9/11 Commission fails to connect terror dots
The 9/11 Commission’s conclusion that “We have no credible evidence that Iraq and Al Qaeda cooperated on attacks against the United States” does not augur well for the rest of the panel’s inquiry.
If the members of the commission could not connect dots that are all too obvious – or recognize their staff’s inability to do so – it seems likely that their work will fall short in other important areas as well.
The commission has allowed itself to be used as a political instrument by critics of President Bush and his liberation of Iraq. This is the ineluctable result of the shortcomings of its staff report, so brilliantly illuminated by Andrew McCarthy in an essay published today by National Review Online.
The staff’s statement concerning Iraq and Al Qaeda is internally inconsistent; it ignores key facts; it selectively addresses others; and it effectively condemns as incredible the considerable amount of evidence that suggests Saddam Hussein and Usama bin Laden did indeed have a collaborative relationship – as President Bush and Vice President Cheney have insisted.
Particularly egregious is the supposedly conclusive finding that Mohammed Atta could not have been in Prague for his final meeting with an Iraqi intelligence officer simply because calls were made in Florida on Atta’s cell phone during the time period the meeting was to have occurred. Czech intelligence contends Atta was in Prague and attended the meeting, and Mr. McCarthy observes that it would be entirely possible (to say nothing of prudent tradecraft) to have someone – perhaps his co-conspiring roommate – use the phone at a time when Atta could not, because he was overseas where the phone would not work.
This sort of proof-by-assertion is all too familiar to those who used to confront the unwillingness of some in the U.S. intelligence community to recognize that the Soviet Union was a state sponsor of terror and a serial violator of arms control agreements. Perhaps, as the communists used to say, the similarity is “no accident.”
As it happens, the staff member who reported to 9/11 Commission members yesterday that there was no “collaborative relationship” between Iraq and Al Qaeda was none other than Douglas MacEachin – a man who once held senior positions at the CIA, including posts with the Office of Soviet Analysis from 1984-1989, the Arms Control Intelligence Staff for the next few years, and the job of Deputy Director for Intelligence from 1992 until 1995.
In these capacities, MacEachin appeared to colleagues to get things wrong with some regularity. For example, he was reflexively averse to conclusions that the Soviets were responsible for supporting terrorism. He reportedly rejected as “absurd” analyses that suggested Moscow was illegally developing bioweapons. And, as DDI, he forced CIA analysts to tailor their assessments to please Clinton administration policy-makers.
In short, in the old days, MacEachin refused to believe the Soviets were a threat.
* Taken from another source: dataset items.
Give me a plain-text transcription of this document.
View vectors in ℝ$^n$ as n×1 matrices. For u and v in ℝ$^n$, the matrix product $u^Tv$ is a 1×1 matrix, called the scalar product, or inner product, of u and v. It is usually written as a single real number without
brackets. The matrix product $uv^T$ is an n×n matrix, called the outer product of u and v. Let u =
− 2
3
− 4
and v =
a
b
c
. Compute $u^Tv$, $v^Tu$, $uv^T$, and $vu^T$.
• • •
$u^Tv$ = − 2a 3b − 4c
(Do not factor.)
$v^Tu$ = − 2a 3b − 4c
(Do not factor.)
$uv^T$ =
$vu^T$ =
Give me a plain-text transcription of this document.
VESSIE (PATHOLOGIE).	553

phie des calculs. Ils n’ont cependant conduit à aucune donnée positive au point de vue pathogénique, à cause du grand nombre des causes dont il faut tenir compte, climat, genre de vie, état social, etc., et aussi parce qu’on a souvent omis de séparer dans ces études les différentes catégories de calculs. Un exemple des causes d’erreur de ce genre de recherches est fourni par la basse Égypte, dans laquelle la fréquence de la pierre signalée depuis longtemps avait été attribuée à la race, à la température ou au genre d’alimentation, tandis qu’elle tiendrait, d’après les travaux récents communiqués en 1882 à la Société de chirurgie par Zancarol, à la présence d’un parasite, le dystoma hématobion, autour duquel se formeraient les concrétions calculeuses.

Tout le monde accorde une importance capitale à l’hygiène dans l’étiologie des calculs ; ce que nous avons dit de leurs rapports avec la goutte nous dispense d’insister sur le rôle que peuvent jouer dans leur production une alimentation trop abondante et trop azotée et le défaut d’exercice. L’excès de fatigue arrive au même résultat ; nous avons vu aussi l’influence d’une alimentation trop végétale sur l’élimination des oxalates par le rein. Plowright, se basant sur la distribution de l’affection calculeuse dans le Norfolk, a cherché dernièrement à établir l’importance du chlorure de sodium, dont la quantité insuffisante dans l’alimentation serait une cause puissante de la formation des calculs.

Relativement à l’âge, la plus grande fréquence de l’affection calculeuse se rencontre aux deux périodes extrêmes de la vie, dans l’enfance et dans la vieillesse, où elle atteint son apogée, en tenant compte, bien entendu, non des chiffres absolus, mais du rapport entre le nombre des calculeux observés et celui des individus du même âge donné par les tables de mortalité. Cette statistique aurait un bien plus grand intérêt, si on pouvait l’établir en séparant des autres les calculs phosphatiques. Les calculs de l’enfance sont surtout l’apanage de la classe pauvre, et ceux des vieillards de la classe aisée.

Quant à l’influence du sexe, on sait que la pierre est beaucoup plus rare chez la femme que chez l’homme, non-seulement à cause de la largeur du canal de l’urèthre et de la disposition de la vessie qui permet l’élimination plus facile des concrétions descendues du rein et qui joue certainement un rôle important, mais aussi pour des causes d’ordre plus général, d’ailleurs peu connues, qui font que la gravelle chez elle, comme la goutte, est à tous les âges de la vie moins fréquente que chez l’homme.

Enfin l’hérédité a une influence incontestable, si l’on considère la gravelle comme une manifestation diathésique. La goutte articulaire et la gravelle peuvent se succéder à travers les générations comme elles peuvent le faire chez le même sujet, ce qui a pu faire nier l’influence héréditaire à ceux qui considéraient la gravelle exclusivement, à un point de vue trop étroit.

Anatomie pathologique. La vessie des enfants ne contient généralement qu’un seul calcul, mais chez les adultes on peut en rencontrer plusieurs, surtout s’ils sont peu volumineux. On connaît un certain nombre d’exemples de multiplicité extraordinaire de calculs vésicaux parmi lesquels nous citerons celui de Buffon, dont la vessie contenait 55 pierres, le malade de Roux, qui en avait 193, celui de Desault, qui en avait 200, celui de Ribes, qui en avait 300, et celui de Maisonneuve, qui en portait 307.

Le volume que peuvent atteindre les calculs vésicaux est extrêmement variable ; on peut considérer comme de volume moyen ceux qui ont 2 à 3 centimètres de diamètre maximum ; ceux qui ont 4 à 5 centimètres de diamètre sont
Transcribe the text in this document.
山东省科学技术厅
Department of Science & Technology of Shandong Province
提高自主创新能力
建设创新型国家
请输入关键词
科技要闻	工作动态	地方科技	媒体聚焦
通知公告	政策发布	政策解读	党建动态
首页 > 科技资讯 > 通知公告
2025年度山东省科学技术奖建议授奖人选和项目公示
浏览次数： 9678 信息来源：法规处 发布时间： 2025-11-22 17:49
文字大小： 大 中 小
Now, he offers support to those who insist that Iraq was no threat. There may be a role for a "see-no-evil" sort of guy, but it should not be at the Central Intelligence Agency — and certainly not at a commission whose charter is to connect the dots, no matter where they lead.
Even as the press had a feeding-frenzy over MacEachin’s statement absolving Saddam of ties to Al Qaeda, fresh evidence of malevolent intentions toward the United States that would have made anti-American collaboration between Saddam and Al Qaeda only natural was supplied by an unlikely source: another old intelligence hand, Russian President Vladimir Putin.
According to Putin, his intelligence agencies shared sensitive information with the Bush administration after the Sept. 11 attacks and before the United States went to war with Iraq in March of 2003. According to Putin’s intelligence, Saddam Hussein’s regime was crafting plans to execute terror attacks against America, both inside and outside of this country. Thus far, Putin has not elaborated on whether Al Qaeda was also involved with these particular plans. At the very least, however, this information confirms the Bush team’s contention that Saddam dealt deeply in terror and its judgment that to leave Saddam in power would be to invite murderous attacks in the future.
One wonders whether the 9/11 Commission was exposed to the Putin intelligence before it effectively dismissed the possibility that Saddam Hussein had a hand in the 2001 attacks. For that matter, did they review the information contained in three highly informative books providing “credible evidence” — of at least a circumstantial nature — that Saddam had already acted on his desire to strike this country?
Dr. Laurie Mylroie’s The War Against America: Saddam Hussein and the World Trade Center Attacks – A Study of Revenge, which concerns the first effort to destroy the Twin Towers in 1993; Jayna Davis’ The Third Terrorist: The Middle East Connection to the Oklahoma City Bombing, which concerns the 1995 destruction of the Murrah Building; and Stephen Hayes’ The Connection: How al Qaeda’s Collaboration with Saddam Hussein has Endangered America, all persuasively support a very different conclusion than that advanced yesterday by Douglas MacEachin.
It is high time that their conclusions, together with arguments like those presented so cogently by Andrew McCarthy, are given at least a fraction of the media attention — and credibility — afforded a statement that so manifestly fails to connect the dots.
Frank J. Gaffney, Jr. is president of the Center for Security Policy in Washington.